Quelli che non arretravano di un centesimo sulle somme messe in bilancio per pensioni a quota cento e reddito e pensioni di cittadinanza stanno facendo lemme lemme una manovra a “U” con annessa retromarcia. Dopo balconate dimaiane e esposizionedi petti più o meno villosi salviniani, ora è giunta l’ora del mettere la coda tra le gambe e arrivare a più miti consigli.

Se per le pensioni si fà strada una serie di finestre che ridurrebbero la spesa da circa 6 miliardi di euro a poco più di 2 per il 2019, ben diversa è la strada per il reddito di cittadinanza, dove la sparata è stata decisamente troppo forte per poterla riportare a più miti consigli. Il perché è presto detto. Il sussidio promesso dai Cinquestelle in quella campagna elettorale che soprattutto al Sud ha permesso la raccolta di voti e di consenso a mani bassi e Luigi Di Maio e compagni è praticamente di impossibile attuazione. Almeno nelle modalità strombazzate urbi et orbi dai pentastellati.

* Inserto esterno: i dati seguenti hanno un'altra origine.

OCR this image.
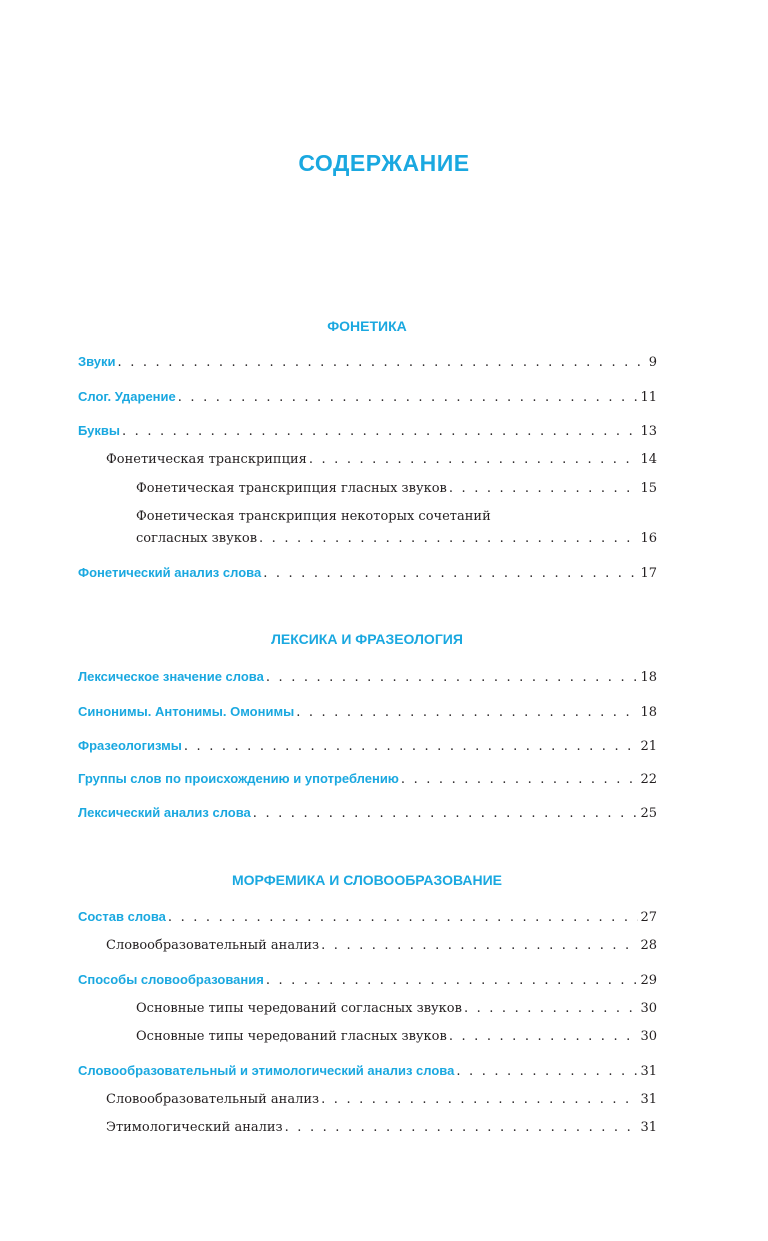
СОДЕРЖАНИЕ
ФОНЕТИКА
ЛЕКСИКА И ФРАЗЕОЛОГИЯ
МОРФЕМИКА И СЛОВООБРАЗОВАНИЕ
Звуки . . .	9
Слог. Ударение . . .	11
Буквы . . .	13
Фонетическая транскрипция . . .	14
Фонетическая транскрипция гласных звуков . . .	15
Фонетическая транскрипция некоторых сочетаний
согласных звуков . . .	16
Фонетический анализ слова . . .	17
Лексическое значение слова . . .	18
Синонимы. Антонимы. Омонимы . . .	18
Фразеологизмы . . .	21
Группы слов по происхождению и употреблению . . .	22
Лексический анализ слова . . .	25
Состав слова . . .	27
Словообразовательный анализ . . .	28
Способы словообразования . . .	29
Основные типы чередований согласных звуков . . .	30
Основные типы чередований гласных звуков . . .	30
Словообразовательный и этимологический анализ слова . . .	31
Словообразовательный анализ . . .	31
Этимологический анализ . . .	31
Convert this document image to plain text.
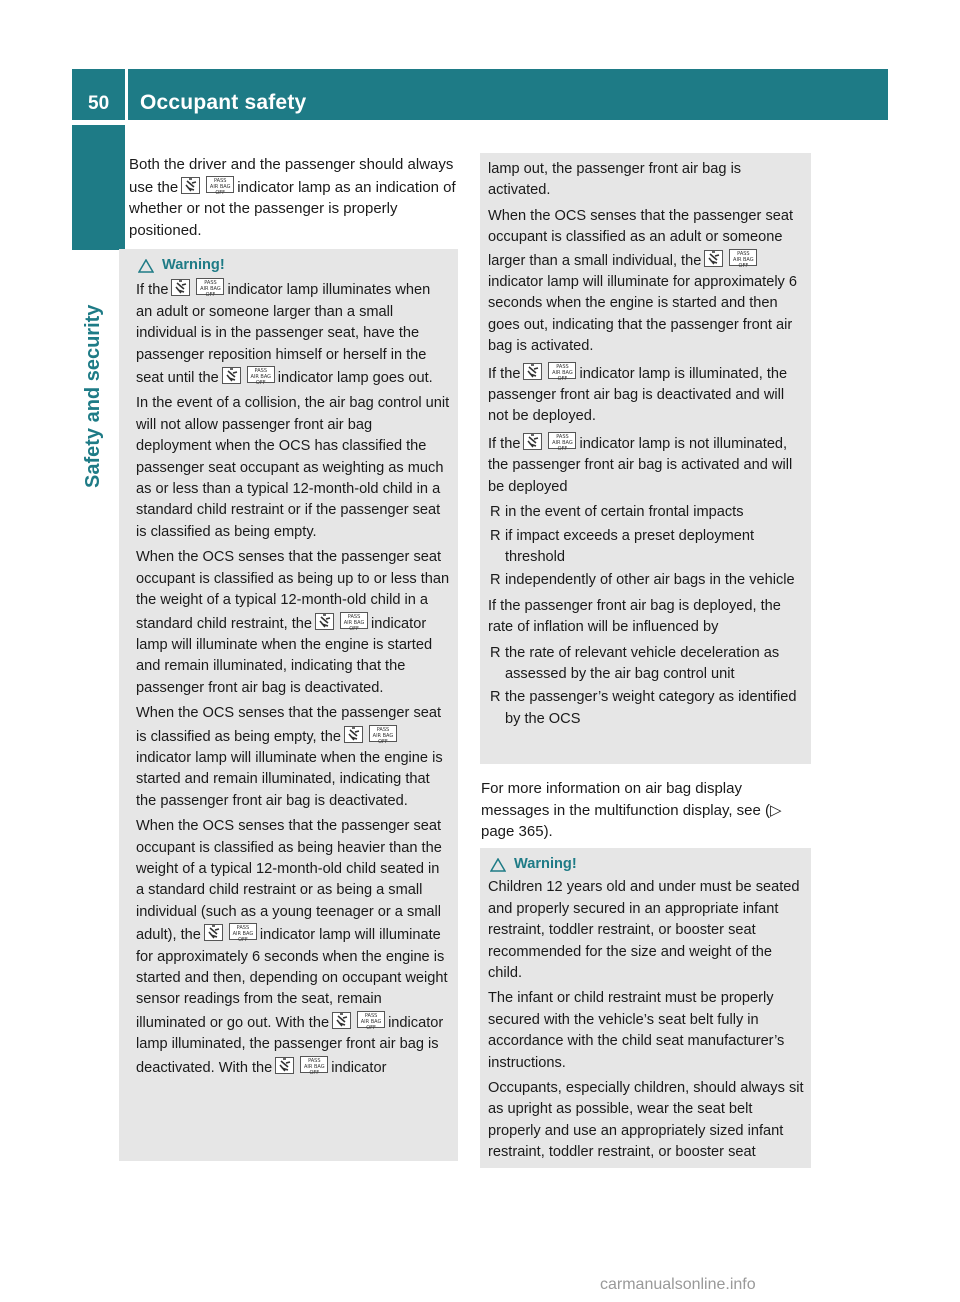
50 Occupant safety
Safety and security

Both the driver and the passenger should always use the	PASS
AIR BAG OFF indicator lamp as an indication of whether or not the passenger is properly positioned.

Warning!

If the	PASS
AIR BAG OFF indicator lamp illuminates when an adult or someone larger than a small individual is in the passenger seat, have the passenger reposition himself or herself in the seat until the	PASS
AIR BAG OFF indicator lamp goes out.

In the event of a collision, the air bag control unit will not allow passenger front air bag deployment when the OCS has classified the passenger seat occupant as weighting as much as or less than a typical 12-month-old child in a standard child restraint or if the passenger seat is classified as being empty.

When the OCS senses that the passenger seat occupant is classified as being up to or less than the weight of a typical 12-month-old child in a standard child restraint, the	PASS
AIR BAG OFF indicator lamp will illuminate when the engine is started and remain illuminated, indicating that the passenger front air bag is deactivated.

When the OCS senses that the passenger seat is classified as being empty, the	PASS
AIR BAG OFF
indicator lamp will illuminate when the engine is started and remain illuminated, indicating that the passenger front air bag is deactivated.

When the OCS senses that the passenger seat occupant is classified as being heavier than the weight of a typical 12-month-old child seated in a standard child restraint or as being a small individual (such as a young teenager or a small adult), the	PASS
AIR BAG OFF indicator lamp will illuminate for approximately 6 seconds when the engine is started and then, depending on occupant weight sensor readings from the seat, remain illuminated or go out. With the	PASS
AIR BAG OFF indicator lamp illuminated, the passenger front air bag is deactivated. With the	PASS
AIR BAG OFF indicator

lamp out, the passenger front air bag is activated.

When the OCS senses that the passenger seat occupant is classified as an adult or someone larger than a small individual, the	PASS
AIR BAG OFF
indicator lamp will illuminate for approximately 6 seconds when the engine is started and then goes out, indicating that the passenger front air bag is activated.

If the	PASS
AIR BAG OFF indicator lamp is illuminated, the passenger front air bag is deactivated and will not be deployed.

If the	PASS
AIR BAG OFF indicator lamp is not illuminated, the passenger front air bag is activated and will be deployed

R in the event of certain frontal impacts
R if impact exceeds a preset deployment threshold
R independently of other air bags in the vehicle

If the passenger front air bag is deployed, the rate of inflation will be influenced by

R the rate of relevant vehicle deceleration as assessed by the air bag control unit
R the passenger’s weight category as identified by the OCS
For more information on air bag display messages in the multifunction display, see (▷ page 365).
Warning!

Children 12 years old and under must be seated and properly secured in an appropriate infant restraint, toddler restraint, or booster seat recommended for the size and weight of the child.

The infant or child restraint must be properly secured with the vehicle’s seat belt fully in accordance with the child seat manufacturer’s instructions.

Occupants, especially children, should always sit as upright as possible, wear the seat belt properly and use an appropriately sized infant restraint, toddler restraint, or booster seat

carmanualsonline.info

La promessa era di erogare 780 euro al mese a 9 milioni di italiani indigenti. L’esempio propalato dalla propaganda pentastellata era chiaro e netto: «se in una famiglia di 3 persone in affitto, la madre e il padre sono disoccupati e hanno un figlio maggiorenne a carico, la misura del reddito di cittadinanza è piena, ovvero 780 euro per la madre e 780 euro per il padre, per un importo totale di 1.560 euro al mese». Una vera e propria manna, specie al Sud dove la vita costa decisamente meno che al Nord e 1.560 euro al mese a famigliasono una bella sommetta, anche se si deve pagare l’affitto di casa.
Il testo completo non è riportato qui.